Correlation Between Vanguard Mid and Meridian Contrarian
Can any of the company-specific risk be diversified away by investing in both Vanguard Mid and Meridian Contrarian at the same time? Although using a correlation coefficient on its own may not help to predict future stock returns, this module helps to understand the diversifiable risk of combining Vanguard Mid and Meridian Contrarian into the same portfolio, which is an essential part of the fundamental portfolio management process.
By analyzing existing cross correlation between Vanguard Mid Cap Index and Meridian Trarian Fund, you can compare the effects of market volatilities on Vanguard Mid and Meridian Contrarian and check how they will diversify away market risk if combined in the same portfolio for a given time horizon. You can also utilize pair trading strategies of matching a long position in Vanguard Mid with a short position of Meridian Contrarian. Check out your portfolio center. Please also check ongoing floating volatility patterns of Vanguard Mid and Meridian Contrarian.
Diversification Opportunities for Vanguard Mid and Meridian Contrarian
0.96 | Correlation Coefficient |
Almost no diversification
The 3 months correlation between Vanguard and Meridian is 0.96. Overlapping area represents the amount of risk that can be diversified away by holding Vanguard Mid Cap Index and Meridian Trarian Fund in the same portfolio, assuming nothing else is changed. The correlation between historical prices or returns on Meridian Contrarian and Vanguard Mid is a relative statistical measure of the degree to which these equity instruments tend to move together. The correlation coefficient measures the extent to which returns on Vanguard Mid Cap Index are associated (or correlated) with Meridian Contrarian. Values of the correlation coefficient range from -1 to +1, where. The correlation of zero (0) is possible when the price movement of Meridian Contrarian has no effect on the direction of Vanguard Mid i.e., Vanguard Mid and Meridian Contrarian go up and down completely randomly.
Pair Corralation between Vanguard Mid and Meridian Contrarian
Assuming the 90 days horizon Vanguard Mid is expected to generate 1.4 times less return on investment than Meridian Contrarian.
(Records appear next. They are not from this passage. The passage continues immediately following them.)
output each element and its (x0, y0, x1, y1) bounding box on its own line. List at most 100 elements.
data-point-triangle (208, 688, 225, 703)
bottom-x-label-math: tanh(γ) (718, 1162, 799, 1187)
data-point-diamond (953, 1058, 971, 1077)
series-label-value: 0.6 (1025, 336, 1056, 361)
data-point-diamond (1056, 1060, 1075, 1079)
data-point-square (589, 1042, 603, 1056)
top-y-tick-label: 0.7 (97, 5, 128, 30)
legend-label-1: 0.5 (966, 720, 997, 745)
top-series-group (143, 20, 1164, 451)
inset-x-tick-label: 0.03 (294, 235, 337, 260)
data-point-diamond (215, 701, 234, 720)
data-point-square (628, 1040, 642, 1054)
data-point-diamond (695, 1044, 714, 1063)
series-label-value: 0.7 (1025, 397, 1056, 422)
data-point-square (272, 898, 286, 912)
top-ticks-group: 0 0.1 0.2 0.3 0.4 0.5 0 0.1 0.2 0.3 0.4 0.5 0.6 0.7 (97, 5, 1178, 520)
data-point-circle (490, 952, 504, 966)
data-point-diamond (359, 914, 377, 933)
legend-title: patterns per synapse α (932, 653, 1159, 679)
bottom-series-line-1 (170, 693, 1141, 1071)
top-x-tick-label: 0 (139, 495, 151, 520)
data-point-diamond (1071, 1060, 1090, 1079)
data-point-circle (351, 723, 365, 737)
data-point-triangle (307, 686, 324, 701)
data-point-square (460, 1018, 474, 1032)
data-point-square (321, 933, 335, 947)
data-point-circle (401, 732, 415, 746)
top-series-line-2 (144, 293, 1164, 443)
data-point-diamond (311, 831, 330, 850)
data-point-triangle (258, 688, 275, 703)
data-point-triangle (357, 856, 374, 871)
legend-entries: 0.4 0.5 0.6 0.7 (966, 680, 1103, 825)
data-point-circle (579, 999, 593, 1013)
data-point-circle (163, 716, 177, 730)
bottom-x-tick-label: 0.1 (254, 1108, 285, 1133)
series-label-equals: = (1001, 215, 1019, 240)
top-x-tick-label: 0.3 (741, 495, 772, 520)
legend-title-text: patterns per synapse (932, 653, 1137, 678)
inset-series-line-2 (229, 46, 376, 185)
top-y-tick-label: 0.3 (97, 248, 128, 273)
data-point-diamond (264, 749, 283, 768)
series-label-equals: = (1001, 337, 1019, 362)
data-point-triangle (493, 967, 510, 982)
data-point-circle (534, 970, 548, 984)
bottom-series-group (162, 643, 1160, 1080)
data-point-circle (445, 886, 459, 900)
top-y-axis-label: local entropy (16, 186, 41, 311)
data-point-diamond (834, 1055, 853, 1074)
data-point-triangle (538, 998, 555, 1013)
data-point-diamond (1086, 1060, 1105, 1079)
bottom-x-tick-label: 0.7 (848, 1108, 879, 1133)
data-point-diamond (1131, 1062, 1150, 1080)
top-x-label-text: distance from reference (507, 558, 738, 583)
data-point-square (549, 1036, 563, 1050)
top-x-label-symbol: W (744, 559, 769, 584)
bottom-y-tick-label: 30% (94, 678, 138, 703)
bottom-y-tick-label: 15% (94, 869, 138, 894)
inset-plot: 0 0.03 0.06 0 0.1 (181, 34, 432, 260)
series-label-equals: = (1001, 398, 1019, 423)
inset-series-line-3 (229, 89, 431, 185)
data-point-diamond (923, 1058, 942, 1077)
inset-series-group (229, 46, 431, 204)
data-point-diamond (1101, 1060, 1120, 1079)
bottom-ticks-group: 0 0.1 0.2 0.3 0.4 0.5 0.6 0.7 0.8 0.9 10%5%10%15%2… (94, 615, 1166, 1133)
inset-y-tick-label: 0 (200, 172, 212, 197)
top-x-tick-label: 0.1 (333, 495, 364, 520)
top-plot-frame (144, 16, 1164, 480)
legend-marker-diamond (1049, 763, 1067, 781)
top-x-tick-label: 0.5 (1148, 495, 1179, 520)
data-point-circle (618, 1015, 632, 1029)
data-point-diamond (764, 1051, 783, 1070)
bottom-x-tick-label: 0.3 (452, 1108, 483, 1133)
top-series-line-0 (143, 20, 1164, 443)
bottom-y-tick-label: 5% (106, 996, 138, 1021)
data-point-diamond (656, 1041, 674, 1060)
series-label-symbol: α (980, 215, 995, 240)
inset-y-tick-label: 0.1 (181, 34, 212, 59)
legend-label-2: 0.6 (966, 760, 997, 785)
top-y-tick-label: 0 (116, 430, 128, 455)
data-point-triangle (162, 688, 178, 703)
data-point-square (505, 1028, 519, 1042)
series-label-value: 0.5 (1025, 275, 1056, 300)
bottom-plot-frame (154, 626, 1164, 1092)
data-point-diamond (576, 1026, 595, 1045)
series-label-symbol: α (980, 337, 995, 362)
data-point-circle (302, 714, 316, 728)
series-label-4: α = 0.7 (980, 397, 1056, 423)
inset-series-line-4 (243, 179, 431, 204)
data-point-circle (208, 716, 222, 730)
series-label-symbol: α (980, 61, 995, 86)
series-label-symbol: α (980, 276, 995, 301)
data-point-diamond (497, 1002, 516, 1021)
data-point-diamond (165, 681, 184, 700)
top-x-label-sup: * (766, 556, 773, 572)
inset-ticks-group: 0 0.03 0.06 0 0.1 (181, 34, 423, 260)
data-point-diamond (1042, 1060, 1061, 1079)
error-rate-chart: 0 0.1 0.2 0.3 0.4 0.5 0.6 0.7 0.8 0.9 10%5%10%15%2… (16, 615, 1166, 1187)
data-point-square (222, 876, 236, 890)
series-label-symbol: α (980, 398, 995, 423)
But when comparing it to its historical volatility, Vanguard Mid Cap Index is 1.31 times less risky than Meridian Contrarian. It trades about 0.33 of its potential returns per unit of risk. Meridian Trarian Fund is currently generating about 0.35 of returns per unit of risk over similar time horizon. If you would invest 3,739 in Meridian Trarian Fund on August 29, 2024 and sell it today you would earn a total of 341.00 from holding Meridian Trarian Fund or generate 9.12% return on investment over 90 days.
Time Period | 3 Months [change] |
Direction | Moves Together |
Strength | Very Strong |
Accuracy | 100.0% |
Values | Daily Returns |
Vanguard Mid Cap Index vs. Meridian Trarian Fund
Performance |
Timeline |
Vanguard Mid Cap |
Meridian Contrarian |
Vanguard Mid and Meridian Contrarian Volatility Contrast
Predicted Return Density |
Returns |
Pair Trading with Vanguard Mid and Meridian Contrarian
The main advantage of trading using opposite Vanguard Mid and Meridian Contrarian positions is that it hedges away some unsystematic risk. Because of two separate transactions, even if Vanguard Mid position performs unexpectedly, Meridian Contrarian can make up some of the losses. Pair trading also minimizes risk from directional movements in the market. For example, if an entire industry or sector drops because of unexpected headlines, the short position in Meridian Contrarian will offset losses from the drop in Meridian Contrarian's long position.Vanguard Mid vs. Vanguard Small Cap Index | Vanguard Mid vs. Vanguard 500 Index | Vanguard Mid vs. Vanguard Growth Index | Vanguard Mid vs. Vanguard Total International |
Meridian Contrarian vs. Mfs Mid Cap | Meridian Contrarian vs. Mfs Research International | Meridian Contrarian vs. Mfs New Discovery | Meridian Contrarian vs. Mfs Value Fund |
Check out your portfolio center.Note that this page's information should be used as a complementary analysis to find the right mix of equity instruments to add to your existing portfolios or create a brand new portfolio. You can also try the Portfolio Backtesting module to avoid under-diversification and over-optimization by backtesting your portfolios.